Mc 1,21-28

Pubblicato giorno 12 gennaio 2016 - In home page, Riflessioni al Vangelo

21Gesù, entrato di sabato nella sinagoga di Cafàrnao, insegnava. 22Ed erano stupiti del suo insegnamento: egli infatti insegnava loro come uno che ha autorità, e non come gli scribi.23Ed ecco, nella loro sinagoga vi era un uomo posseduto da uno spirito impuro e cominciò a gridare, 24dicendo: «Che vuoi da noi, Gesù Nazareno? Sei venuto a rovinarci? Io so chi tu sei: il santo di Dio!». 25E Gesù gli ordinò severamente: «Taci! Esci da lui!». 26E lo spirito impuro, straziandolo e gridando forte, uscì da lui. 27Tutti furono presi da timore, tanto che si chiedevano a vicenda: «Che è mai questo? Un insegnamento nuovo, dato con autorità. Comanda persino agli spiriti impuri e gli obbediscono!». 28La sua fama si diffuse subito dovunque, in tutta la regione della Galilea.

Riflessione a cura di Don Pasquale Somma:

Insieme ai discepoli appena chiamati entriamo anche noi nella sinagoga di Cafarnao, dove già c’è molta gente. Lì Gesù compie gesti usuali: ogni sabato qualcuno si alzava, prendeva un rotolo, lo apriva, leggeva e insegnava. Ma quel sabato fu una cosa diversa. Non viene esplicitato il contenuto dell’insegnamento di Gesù, ma si dice innanzitutto la reazione che suscita: gli ascoltatori erano scossi perché stava insegnando loro come uno che ha autorità e non come gli scribi, che pure avevano il “ruolo” dell’autorità.
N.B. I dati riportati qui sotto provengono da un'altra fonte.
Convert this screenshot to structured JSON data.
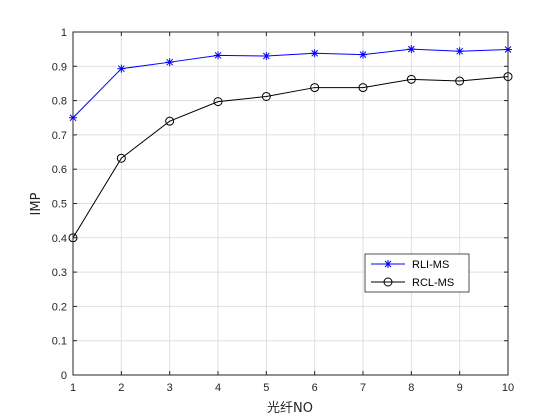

Ma il loro insegnamento non faceva che riproporre un bagaglio di nozioni da tramandare e ripetere che non stupiva più nessuno. Le loro parole erano logore, vecchie, senza brividi di profezia. Parole da cui salvarsi e non parole che salvano. Nelle parole di Gesù c’era invece la passione del profeta e il profumo del silenzio, erano parole dentro la storia degli uomini e delle donne del suo tempo. Parole in verità, parole incarnate in Lui, tutto corpo con Lui e per questo autorevoli.

E proprio in quel luogo conosciuto emerge un uomo con uno spirito immondo, forse il degno rappresentante di ciascuno dei presenti, anche nostro. E’ l’unico ad essere realmente scosso ed è l’unico che sarà totalmente cambiato da ciò che avviene. Assistiamo all’incontro tra la santità di Dio fattasi umana in Gesù, che è forza di comunione, e l’impurità di quest’uomo, che è la nostra stessa impurità, che è potenza di chiusura totale, di mancanza di relazioni.

L’uomo lancia un grido al plurale perché la sua identità è in crisi, il male è un tutt’uno con lui ed è il vero soggetto delle sue parole: “Che c’è tra noi e te? Sei venuto a rovinarci?”. Gesù non spiega né esaudisce la sua richiesta, ma dice una parola che salva e porta a compimento la domanda più profonda e inespressa che sta dentro l’uomo, il suo desiderio di libertà. Gesù dissocia il male dal malato e questo diventa esplicito nelle sue parole: “Taci ed esci da lui”. “Taci” non alla persona ma al male, a quel male che dentro di lui e dentro di noi parla e ci sfigura. E tale liberazione ridona l’uomo a se stesso, alla sua verità, al suo destino, alla sua vocazione di essere libero. La meraviglia della gente era per quelle semplici parole che non si erano perse nell’aria ma erano finalmente accadute.

Lasciamoci stupire anche noi come la folla per iniziare a interrogarci. Quali sono gli spiriti impuri che agiscono in noi? Le sicurezze, i principi meramente umani, le ideologie dominanti parlano in noi? Siamo resi schiavi dalle nostre storie più o meno coscienti, dalle nostre paure che ci paralizzano e ci privano di una parola originale? Lì dove ci riconosciamo imprigionati Gesù si fa incontro a ciascuno di noi, ci offre la sua presenza e la sua parola capace di zittire le voci non nostre per svelare l’umanità nascosta nel nostro cuore. E nel silenzio, nel silenzio di questo stesso cuore, ci restituisce alla nostra dignità, ci ridona un cuore di uomo e di donna capaci di risposta, liberi e responsabili.